What is Super Tuesday?
On March 3, 2020, one of the most pivotal days in the 2020 election cycle occurred: Super Tuesday. On this day, about one-third of the delegates were accounted for in a total of fourteen states, including California and Texas, the states with the two largest delegate pools.
Although Super Tuesday doesn’t define who will win each party’s nomination, it gives candidates a boost in name recognition and increases (and in some cases decreases) voter confidence in candidates. In fact, the primaries run through June, giving presidential candidates about four months to change their strategies, or keep them the same, to win their party’s nomination.
The date was also important for federal, state and local elections, including Senator, Representative for District 31, Supreme Court Judge, and others. For those registered in Texas, the last day to vote was the primaries on March 3. Students had the opportunity to vote on campus at the Howry Center from 7 a.m to 7 p.m. The only requirement was either a state-issued ID (i.e a driver’s license), a passport, or a voter ID.
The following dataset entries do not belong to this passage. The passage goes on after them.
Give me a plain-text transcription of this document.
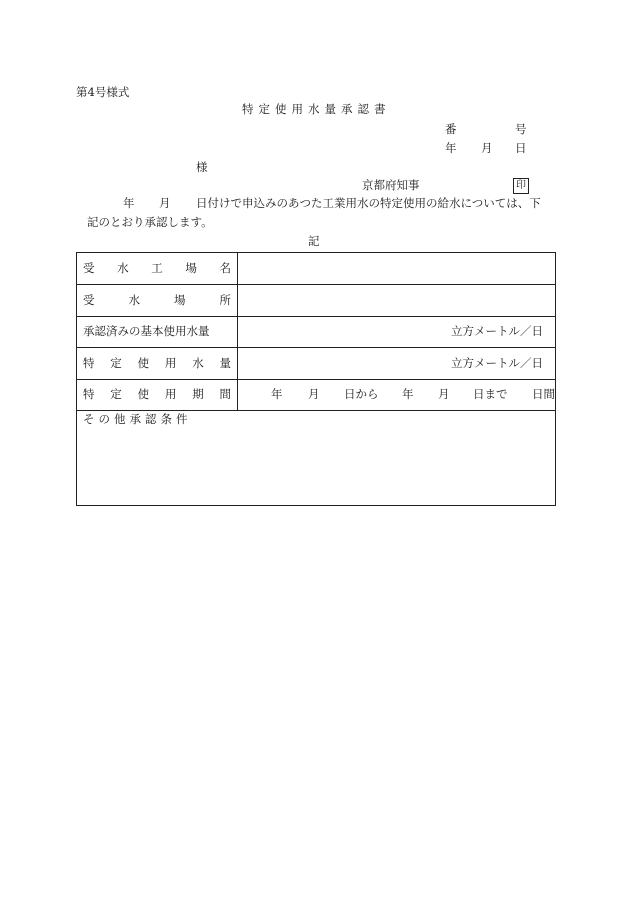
第4号様式
特定使用水量承認書
番	号
年 月 日
様
京都府知事	印
年 月 日付けで申込みのあつた工業用水の特定使用の給水については、下
記のとおり承認します。
記
受 水 工 場 名
受	水	場	所
承認済みの基本使用水量	立方メートル／日
特 定 使 用 水 量	立方メートル／日
特 定 使 用 期 間	年 月 日から 年 月 日まで 日間
その他承認条件
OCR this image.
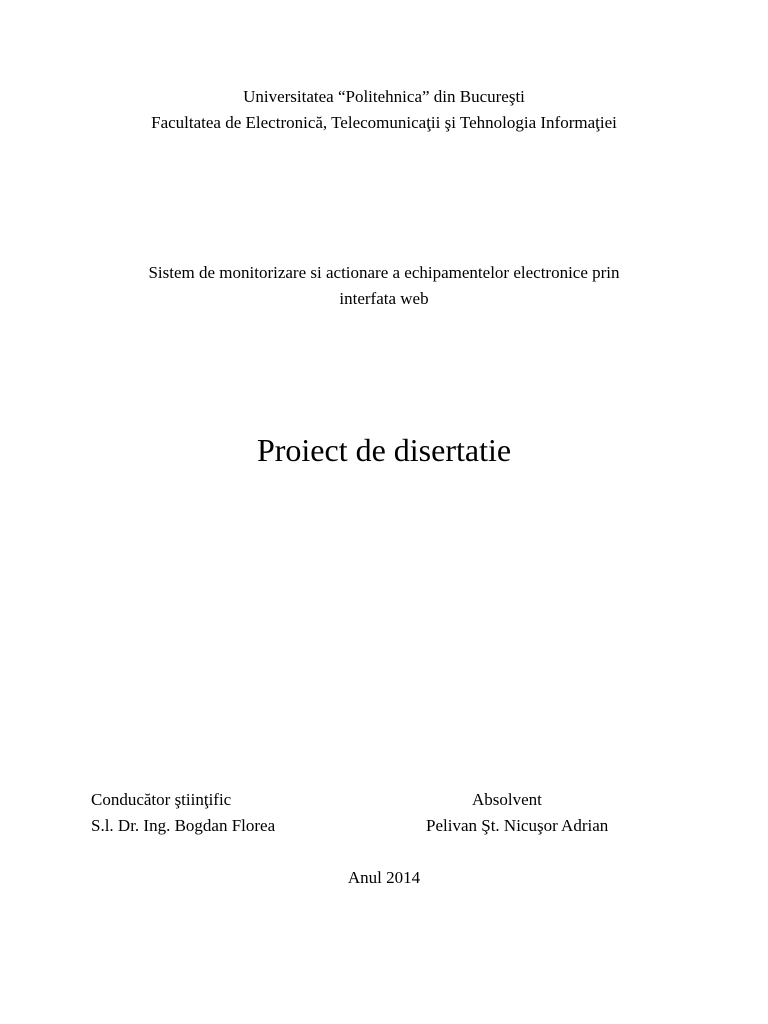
Universitatea “Politehnica” din Bucureşti
Facultatea de Electronică, Telecomunicaţii şi Tehnologia Informaţiei
Sistem de monitorizare si actionare a echipamentelor electronice prin
interfata web
Proiect de disertatie
Conducător ştiinţific
S.l. Dr. Ing. Bogdan Florea
Absolvent
Pelivan Şt. Nicuşor Adrian
Anul 2014
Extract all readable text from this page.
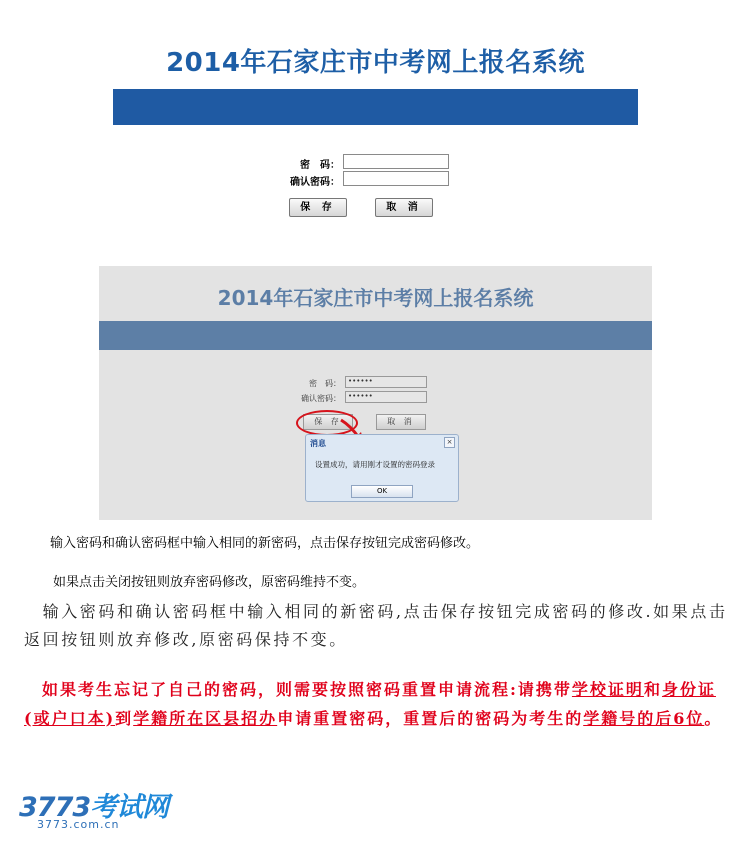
2014年石家庄市中考网上报名系统
密　码：
确认密码：
保 存	取 消
2014年石家庄市中考网上报名系统
密　码：	••••••
确认密码：	••••••
保 存	取 消
消息	×
设置成功，请用刚才设置的密码登录
OK
输入密码和确认密码框中输入相同的新密码，点击保存按钮完成密码修改。
如果点击关闭按钮则放弃密码修改，原密码维持不变。
　输入密码和确认密码框中输入相同的新密码,点击保存按钮完成密码的修改.如果点击返回按钮则放弃修改,原密码保持不变。
　如果考生忘记了自己的密码，则需要按照密码重置申请流程:请携带学校证明和身份证(或户口本)到学籍所在区县招办申请重置密码，重置后的密码为考生的学籍号的后6位。
3773考试网
3773.com.cn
This year, voter turnout was not only critical for the primaries, but also for the possibility of future polling locations on campus.
“We’re hoping that people will turn out both on campus and like people who live around campus, like, people who aren’t students, just a part of Georgetown because if we do get high enough [voters] then we can have locations in the future like for the general election in November, and that world be really awesome because then students don’t have to drive they can just walk; stay on campus,”said Emily Gilby, Co-Chair of the SU College Democrats.
The goal for Tuesday was roughly 500 voters, the amount that voted on the campus in the 2018 midterms.
Southwestern held a Civil Discourse Festival, a celebration of free, civil speech across party lines, mending the gap between polarized ideologies, on Super Tuesday. The event was free and available for the entire Southwestern and Georgetown community. Student organizations were handing out free food and shirts; a raffle was also held, giving out airpods, a Herschel backpack, and a kindle fire.
An important feature of the festival was the collaboration between the SU College Democrats and Republicans. Both student led organizations wanted to sponsor a sense of bipartisanship and create dialogue across political parties. Laura Rativa, President of the SU College Republicans, noted that for the primaries, the competition was less concentrated between the parties and more within parties. Olivia Stankus, Co-Chair of the SU College Democrats, agreed, and added that voter turnout and voters being knowledgeable on how to vote was also important.
Rativa and Stankus supplied websites to help students do research before Super Tuesday.
- Vote411 (shows who is running for what and their policies; the most useful)
- The Texas Tribune; is really good for local elections
- Ballotpedia (has a quiz to help determine which candidates align closest to personal policy preferences)
- Sample Ballots to help voters prepare for election day
Mainly, both organizations are trying to avoid a repeat of the 2016 election, marked with civil unrest.
Stankus commented that there was “ a lot of anxiety surrounding [students] being expressive about [their] political opinions”. A car was even keyed in protest in 2016.
Laura believes that this year will be more peaceful with both organizations leading through example. “Olivia and I reflect how the College Republicans and College Democrats are feeling about this election….We’re not feeling competitive with each other…. We want what’s best for the country, both parties do,” said Rativa.